It’s a snowy day in Hillsborough but the Two Chicks Farm kitchen is ablaze with activity as co-owners Audrey Lin and Debbie Donnald search for the next great pickle, relish or slaw to pack into their jars. Steel counters equipped with scales, strainers and scoops set the stage for their culinary discovery.
Faced with layoffs during the recession, Debbie and Audrey left the corporate sphere to start their own farming business in 2009. The duo originally sold fresh veggies but changed their offerings to keep up with the growing popularity of their jarred, fermented products. Today, they advertise flavored krauts, pepper jellies and kimchis along with some seasonal specialties. Debbie and Audrey spend half of their time harvesting ingredients on their 10-acre farm and the other half processing them in a spacious kitchen they moved into last July.
Debbie and Audrey employ a “farm to jar” business approach, opting to grow most of their own ingredients.

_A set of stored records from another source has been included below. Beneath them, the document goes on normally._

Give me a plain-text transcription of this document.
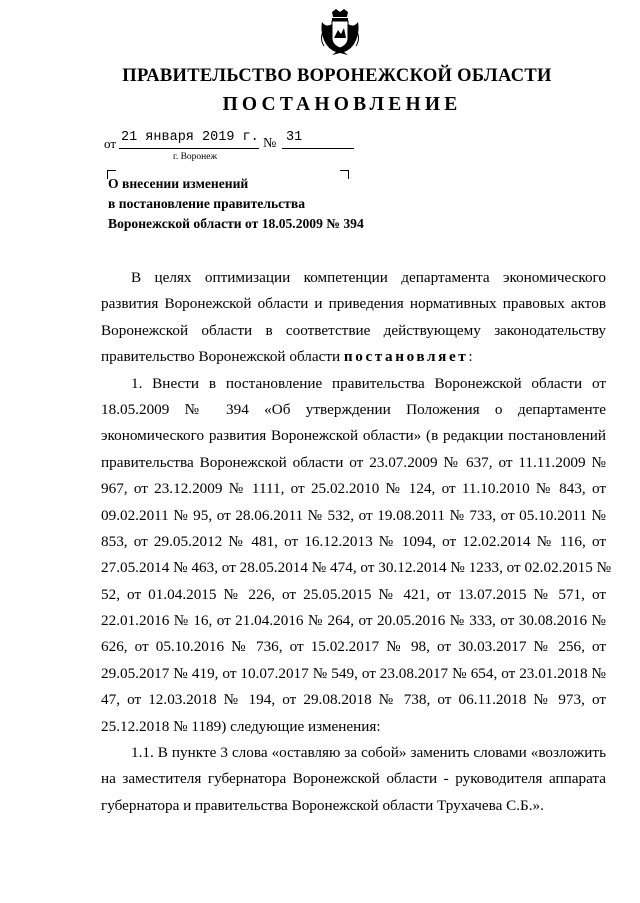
ПРАВИТЕЛЬСТВО ВОРОНЕЖСКОЙ ОБЛАСТИ
ПОСТАНОВЛЕНИЕ
от 21 января 2019 г. № 31
г. Воронеж
О внесении изменений
в постановление правительства
Воронежской области от 18.05.2009 № 394
В целях оптимизации компетенции департамента экономического
развития Воронежской области и приведения нормативных правовых актов
Воронежской области в соответствие действующему законодательству
правительство Воронежской области постановляет:
1. Внести в постановление правительства Воронежской области от
18.05.2009 № 394 «Об утверждении Положения о департаменте
экономического развития Воронежской области» (в редакции постановлений
правительства Воронежской области от 23.07.2009 № 637, от 11.11.2009 №
967, от 23.12.2009 № 1111, от 25.02.2010 № 124, от 11.10.2010 № 843, от
09.02.2011 № 95, от 28.06.2011 № 532, от 19.08.2011 № 733, от 05.10.2011 №
853, от 29.05.2012 № 481, от 16.12.2013 № 1094, от 12.02.2014 № 116, от
27.05.2014 № 463, от 28.05.2014 № 474, от 30.12.2014 № 1233, от 02.02.2015 №
52, от 01.04.2015 № 226, от 25.05.2015 № 421, от 13.07.2015 № 571, от
22.01.2016 № 16, от 21.04.2016 № 264, от 20.05.2016 № 333, от 30.08.2016 №
626, от 05.10.2016 № 736, от 15.02.2017 № 98, от 30.03.2017 № 256, от
29.05.2017 № 419, от 10.07.2017 № 549, от 23.08.2017 № 654, от 23.01.2018 №
47, от 12.03.2018 № 194, от 29.08.2018 № 738, от 06.11.2018 № 973, от
25.12.2018 № 1189) следующие изменения:
1.1. В пункте 3 слова «оставляю за собой» заменить словами «возложить
на заместителя губернатора Воронежской области - руководителя аппарата
губернатора и правительства Воронежской области Трухачева С.Б.».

“Everything we grow, we use in the jars,” explains Audrey. “It’s nice because we can pick varieties and choose what we want. We don’t have to settle for anything.”

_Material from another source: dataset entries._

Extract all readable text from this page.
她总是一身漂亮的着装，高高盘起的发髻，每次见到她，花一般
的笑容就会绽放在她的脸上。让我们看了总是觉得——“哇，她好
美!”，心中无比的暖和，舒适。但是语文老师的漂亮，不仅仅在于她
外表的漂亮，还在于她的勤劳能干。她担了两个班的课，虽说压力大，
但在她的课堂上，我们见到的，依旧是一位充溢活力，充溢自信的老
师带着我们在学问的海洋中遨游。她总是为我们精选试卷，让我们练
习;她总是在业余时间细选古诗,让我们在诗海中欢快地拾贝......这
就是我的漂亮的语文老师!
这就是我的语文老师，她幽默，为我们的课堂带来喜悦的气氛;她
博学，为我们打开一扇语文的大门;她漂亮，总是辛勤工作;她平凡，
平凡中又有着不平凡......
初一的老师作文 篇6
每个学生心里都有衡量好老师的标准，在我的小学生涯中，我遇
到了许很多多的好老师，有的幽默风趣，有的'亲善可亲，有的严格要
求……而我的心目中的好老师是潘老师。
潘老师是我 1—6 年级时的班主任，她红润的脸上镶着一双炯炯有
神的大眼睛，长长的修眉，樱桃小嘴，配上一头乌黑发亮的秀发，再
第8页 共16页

Their emphasis on local ingredients speaks to a wider commitment to sustainable food production.
“For us, [being sustainable] is part of our value system. We try to take care of the land and take care of the earth as much as we possibly can. We’re not looking to be millionaires – we’re just looking to produce a good product that people will enjoy locally,” says Audrey.
With this dedication to locally grown ingredients comes an inherent obstacle: batches that are entirely dependent on harvest size. Debbie and Audrey have found that farmers’ markets moderate production concerns, for market-goers accept when Two Chicks runs low on cucumbers, peppers or the like. They often attend markets equipped with their newest creations and ask the public to weigh in on what works and what doesn’t.

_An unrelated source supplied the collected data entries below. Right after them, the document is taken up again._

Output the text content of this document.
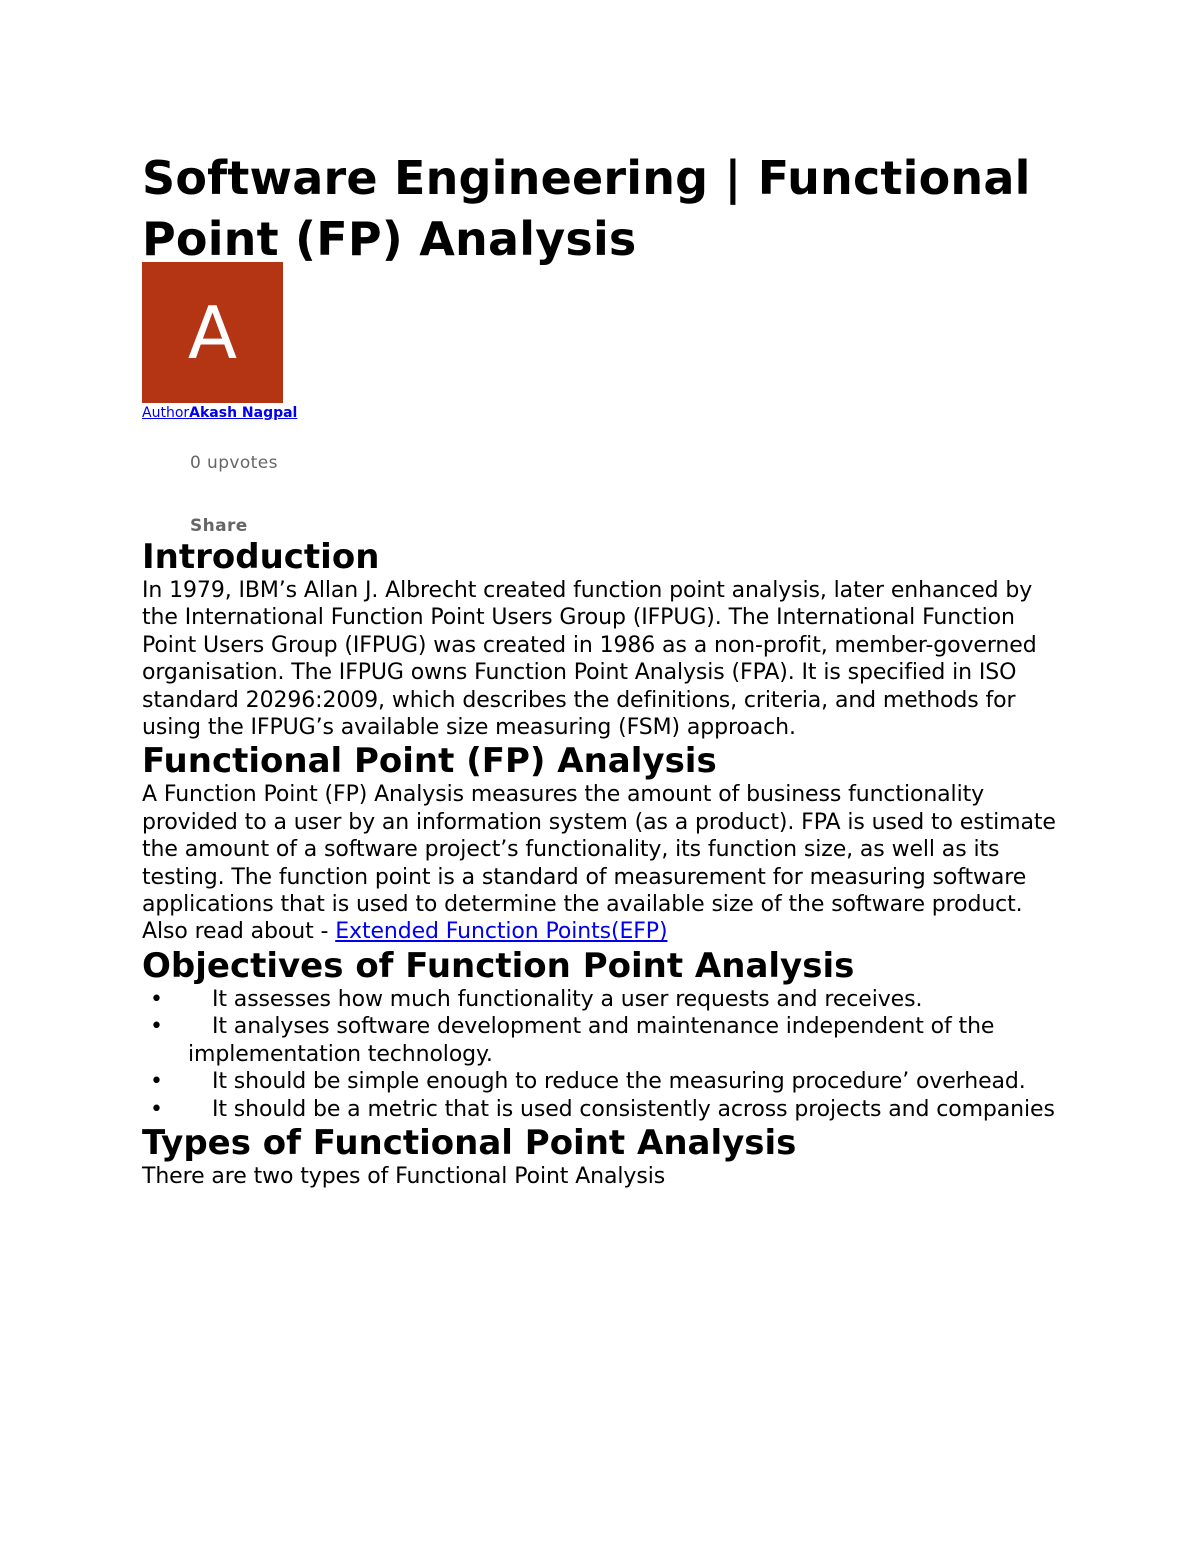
Software Engineering | Functional Point (FP) Analysis
A
AuthorAkash Nagpal
0 upvotes
Share
Introduction

In 1979, IBM’s Allan J. Albrecht created function point analysis, later enhanced by the International Function Point Users Group (IFPUG). The International Function Point Users Group (IFPUG) was created in 1986 as a non-profit, member-governed organisation. The IFPUG owns Function Point Analysis (FPA). It is specified in ISO standard 20296:2009, which describes the definitions, criteria, and methods for using the IFPUG’s available size measuring (FSM) approach.

Functional Point (FP) Analysis

A Function Point (FP) Analysis measures the amount of business functionality provided to a user by an information system (as a product). FPA is used to estimate the amount of a software project’s functionality, its function size, as well as its testing. The function point is a standard of measurement for measuring software applications that is used to determine the available size of the software product.

Also read about - Extended Function Points(EFP)

Objectives of Function Point Analysis
•	It assesses how much functionality a user requests and receives.
•	It analyses software development and maintenance independent of the implementation technology.
•	It should be simple enough to reduce the measuring procedure’ overhead.
•	It should be a metric that is used consistently across projects and companies
Types of Functional Point Analysis

There are two types of Functional Point Analysis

“People going to farmers’ markets get more variety,” says Debbie. “We can make smaller batches and people understand if things run out.”
Two Chicks is defined in its limitations. Western North Carolina is the furthest you’ll be able to get hold of a jar of their signature krauts and slaws and Debbie and Audrey intend to keep it that way. They were only narrowly convinced to start selling in Asheville after a customer moved there and asked if she could buy the product for her new home in the mountains.
“Fermented foods, by nature, aren’t meant to be shipped all over the country,” asserts Audrey. “They’re better local.”
The components of a Two Chicks jars are often modest – their sauerkraut is just cabbage and a bit of salt while their pepper jelly is mostly sweet peppers. This simplicity translates to a flavorful product that often surprises first-time tasters.
“People try it and say, ‘oh wow – this isn’t the sauerkraut that my mom used to make me eat,’” jokes Debbie.
When asked to give a pairing suggestion for their signature kraut, Debbie was hard pressed to settle on just one. She named mashed potatoes, eggs and grits as welcome counterparts to the kraut’s cool crunch. Keep an eye out for Two Chicks’ jars at the co-op and get those mashed potatoes ready.